Wieder gesund in Dänemark.
- Harald Oftner
- 16. Juli
- 2 Min. Lesezeit
Liebe Freundinnen und Freunde,
nach einiger Zeit - ich bitte um Entschuldigung - melde ich mich wieder zurück.
Wir sind in der Zwischenzeit wieder zurück in Dänemark, wo wir im Hafen von Kragenäs mindestens eine Woche verbringen werden - hier gibt es - auch wegen des zur Marina gehörenden Campingplatzes eine ideale Infrastruktur mit modernen Sanitäranlagen, Eisgeschäft, kleinem Supermarkt, Gasthaus und Fahrradverleih. Gleich neben dem Jachthafen legen die Fähren zu den Inseln Fejö und Femö an, eine Verbindung, die wir bei passendem Wetter mit Leihrädern in den nächsten Tagen nutzen werden.
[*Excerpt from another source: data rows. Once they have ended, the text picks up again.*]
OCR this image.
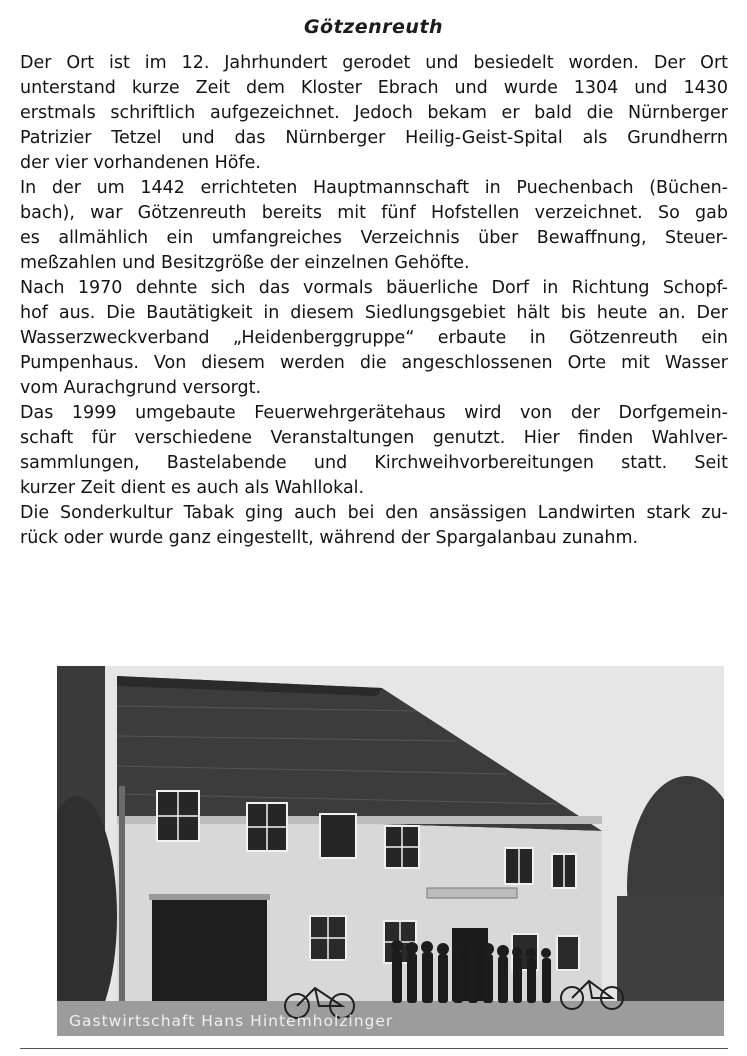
Götzenreuth
Der Ort ist im 12. Jahrhundert gerodet und besiedelt worden. Der Ort
unterstand kurze Zeit dem Kloster Ebrach und wurde 1304 und 1430
erstmals schriftlich aufgezeichnet. Jedoch bekam er bald die Nürnberger
Patrizier Tetzel und das Nürnberger Heilig-Geist-Spital als Grundherrn
der vier vorhandenen Höfe.
In der um 1442 errichteten Hauptmannschaft in Puechenbach (Büchen-
bach), war Götzenreuth bereits mit fünf Hofstellen verzeichnet. So gab
es allmählich ein umfangreiches Verzeichnis über Bewaffnung, Steuer-
meßzahlen und Besitzgröße der einzelnen Gehöfte.
Nach 1970 dehnte sich das vormals bäuerliche Dorf in Richtung Schopf-
hof aus. Die Bautätigkeit in diesem Siedlungsgebiet hält bis heute an. Der
Wasserzweckverband „Heidenberggruppe“ erbaute in Götzenreuth ein
Pumpenhaus. Von diesem werden die angeschlossenen Orte mit Wasser
vom Aurachgrund versorgt.
Das 1999 umgebaute Feuerwehrgerätehaus wird von der Dorfgemein-
schaft für verschiedene Veranstaltungen genutzt. Hier finden Wahlver-
sammlungen, Bastelabende und Kirchweihvorbereitungen statt. Seit
kurzer Zeit dient es auch als Wahllokal.
Die Sonderkultur Tabak ging auch bei den ansässigen Landwirten stark zu-
rück oder wurde ganz eingestellt, während der Spargalanbau zunahm.
Gastwirtschaft Hans Hintemholzinger
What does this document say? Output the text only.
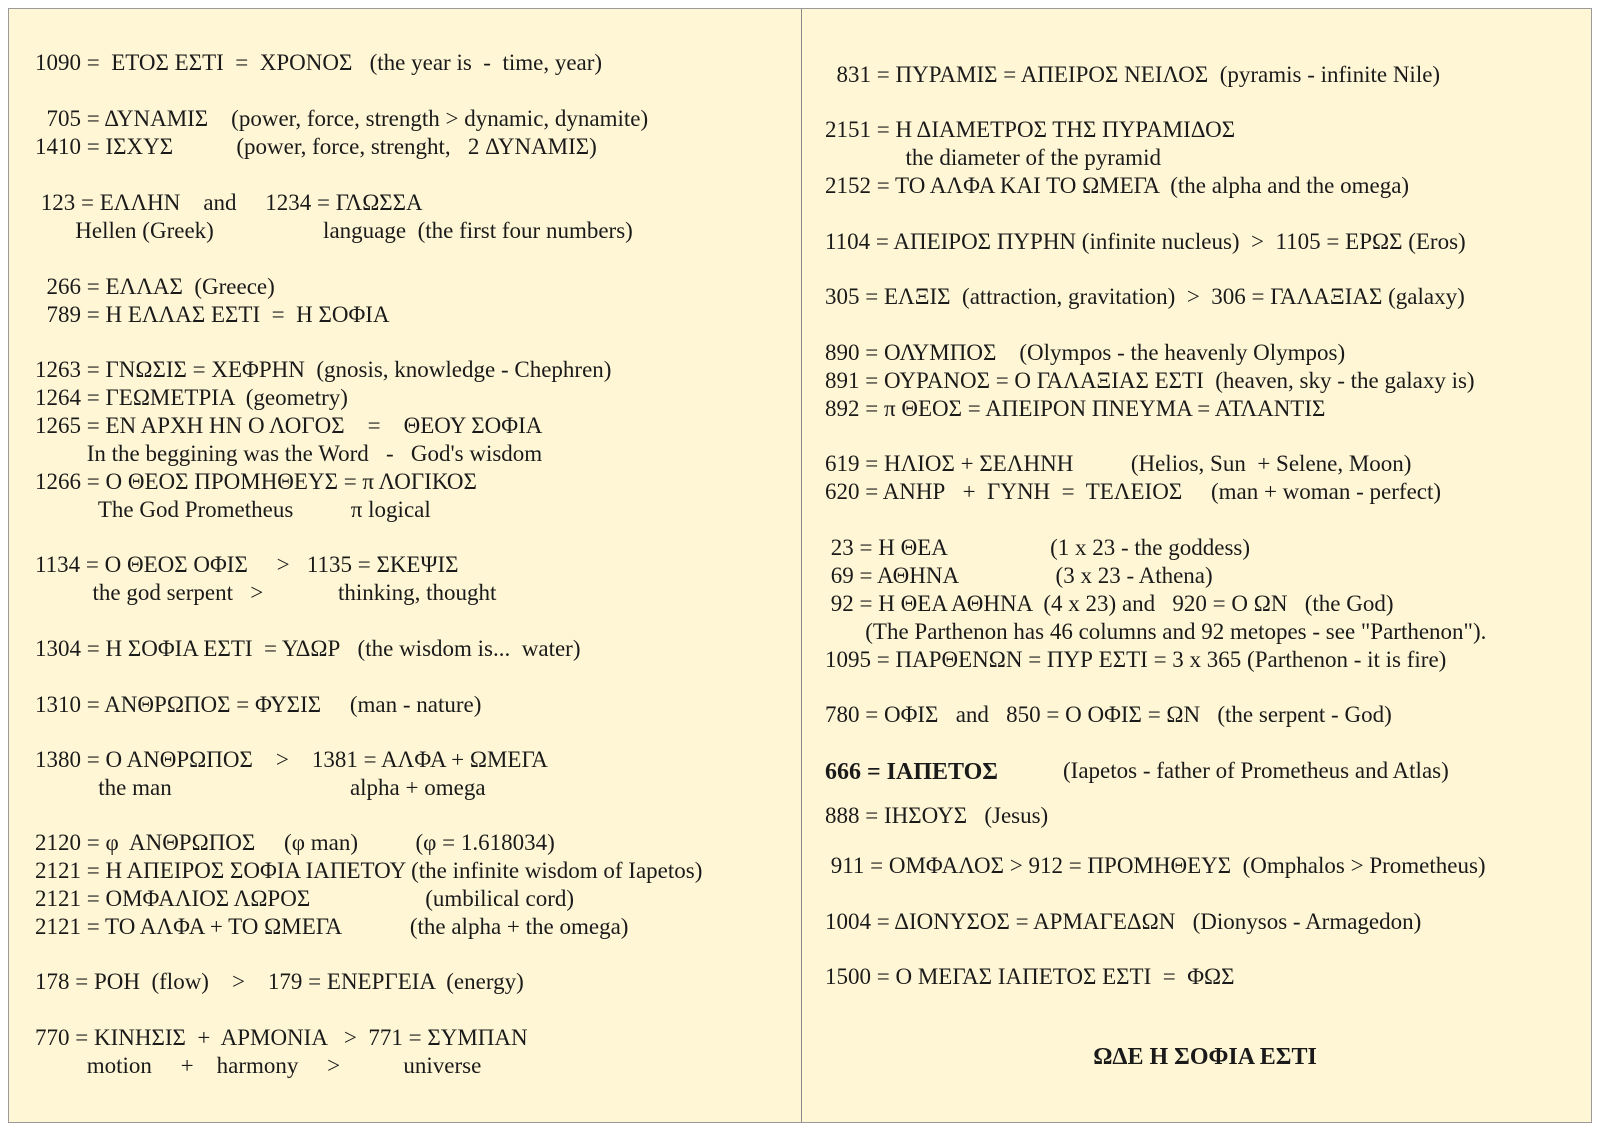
1090 =  ΕΤΟΣ ΕΣΤΙ  =  ΧΡΟΝΟΣ   (the year is  -  time, year)
705 = ΔΥΝΑΜΙΣ    (power, force, strength > dynamic, dynamite)
1410 = ΙΣΧΥΣ           (power, force, strenght,   2 ΔΥΝΑΜΙΣ)
123 = ΕΛΛΗΝ    and     1234 = ΓΛΩΣΣΑ
Hellen (Greek)                   language  (the first four numbers)
266 = ΕΛΛΑΣ  (Greece)
789 = Η ΕΛΛΑΣ ΕΣΤΙ  =  Η ΣΟΦΙΑ
1263 = ΓΝΩΣΙΣ = ΧΕΦΡΗΝ  (gnosis, knowledge - Chephren)
1264 = ΓΕΩΜΕΤΡΙΑ  (geometry)
1265 = ΕΝ ΑΡΧΗ ΗΝ Ο ΛΟΓΟΣ    =    ΘΕΟΥ ΣΟΦΙΑ
In the beggining was the Word   -   God's wisdom
1266 = Ο ΘΕΟΣ ΠΡΟΜΗΘΕΥΣ = π ΛΟΓΙΚΟΣ
The God Prometheus          π logical
1134 = Ο ΘΕΟΣ ΟΦΙΣ     >   1135 = ΣΚΕΨΙΣ
the god serpent   >             thinking, thought
1304 = Η ΣΟΦΙΑ ΕΣΤΙ  = ΥΔΩΡ   (the wisdom is...  water)
1310 = ΑΝΘΡΩΠΟΣ = ΦΥΣΙΣ     (man - nature)
1380 = Ο ΑΝΘΡΩΠΟΣ    >    1381 = ΑΛΦΑ + ΩΜΕΓΑ
the man                               alpha + omega
2120 = φ  ΑΝΘΡΩΠΟΣ     (φ man)          (φ = 1.618034)
2121 = Η ΑΠΕΙΡΟΣ ΣΟΦΙΑ ΙΑΠΕΤΟΥ (the infinite wisdom of Iapetos)
2121 = ΟΜΦΑΛΙΟΣ ΛΩΡΟΣ                    (umbilical cord)
2121 = ΤΟ ΑΛΦΑ + ΤΟ ΩΜΕΓΑ            (the alpha + the omega)
178 = ΡΟΗ  (flow)    >    179 = ΕΝΕΡΓΕΙΑ  (energy)
770 = ΚΙΝΗΣΙΣ  +  ΑΡΜΟΝΙΑ   >  771 = ΣΥΜΠΑΝ
motion     +    harmony     >           universe
831 = ΠΥΡΑΜΙΣ = ΑΠΕΙΡΟΣ ΝΕΙΛΟΣ  (pyramis - infinite Nile)
2151 = Η ΔΙΑΜΕΤΡΟΣ ΤΗΣ ΠΥΡΑΜΙΔΟΣ
the diameter of the pyramid
2152 = ΤΟ ΑΛΦΑ ΚΑΙ ΤΟ ΩΜΕΓΑ  (the alpha and the omega)
1104 = ΑΠΕΙΡΟΣ ΠΥΡΗΝ (infinite nucleus)  >  1105 = ΕΡΩΣ (Eros)
305 = ΕΛΞΙΣ  (attraction, gravitation)  >  306 = ΓΑΛΑΞΙΑΣ (galaxy)
890 = ΟΛΥΜΠΟΣ    (Olympos - the heavenly Olympos)
891 = ΟΥΡΑΝΟΣ = Ο ΓΑΛΑΞΙΑΣ ΕΣΤΙ  (heaven, sky - the galaxy is)
892 = π ΘΕΟΣ = ΑΠΕΙΡΟΝ ΠΝΕΥΜΑ = ΑΤΛΑΝΤΙΣ
619 = ΗΛΙΟΣ + ΣΕΛΗΝΗ          (Helios, Sun  + Selene, Moon)
620 = ΑΝΗΡ   +  ΓΥΝΗ  =  ΤΕΛΕΙΟΣ     (man + woman - perfect)
23 = Η ΘΕΑ                  (1 x 23 - the goddess)
69 = ΑΘΗΝΑ                 (3 x 23 - Athena)
92 = Η ΘΕΑ ΑΘΗΝΑ  (4 x 23) and   920 = Ο ΩΝ   (the God)
(The Parthenon has 46 columns and 92 metopes - see "Parthenon").
1095 = ΠΑΡΘΕΝΩΝ = ΠΥΡ ΕΣΤΙ = 3 x 365 (Parthenon - it is fire)
780 = ΟΦΙΣ   and   850 = Ο ΟΦΙΣ = ΩΝ   (the serpent - God)
666 = ΙΑΠΕΤΟΣ	(Iapetos - father of Prometheus and Atlas)
888 = ΙΗΣΟΥΣ   (Jesus)
911 = ΟΜΦΑΛΟΣ > 912 = ΠΡΟΜΗΘΕΥΣ  (Omphalos > Prometheus)
1004 = ΔΙΟΝΥΣΟΣ = ΑΡΜΑΓΕΔΩΝ   (Dionysos - Armagedon)
1500 = Ο ΜΕΓΑΣ ΙΑΠΕΤΟΣ ΕΣΤΙ  =  ΦΩΣ
ΩΔΕ Η ΣΟΦΙΑ ΕΣΤΙ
Die Überfahrt von Schweden nach Dänemark war dank unserer guten Planung ausnahmsweise ruhig - fast windstill und die Wellen würden von Adriahobbyseglern sicher als kräftig bezeichnet werden, für uns war das nichts - und hier zwischen den Inseln ist der Wellengang, so wie überall in geschütztem Gewässer meistens zu vernachlässigen.
Ungefähr einen Kilometer entfernt vom Hafen befindet sich auch das Kunstwerk Dodekalliten ( griechisch: dodeka = 12 und Lithos = Stein ). Es besteht aus 12 Granitsäulen, die in einem Kreis mit 40 Metern Durchmesser aufgestellt sind, jeweils 7 bis 9 Meter hoch sind und je 25 bis 45 Tonnen wiegen. Die Köpfe auf den Säulen zeigen verschiedene Charaktere, der Bildhauer Thomas Kadziola nennt es einen Zodiak des Lebens.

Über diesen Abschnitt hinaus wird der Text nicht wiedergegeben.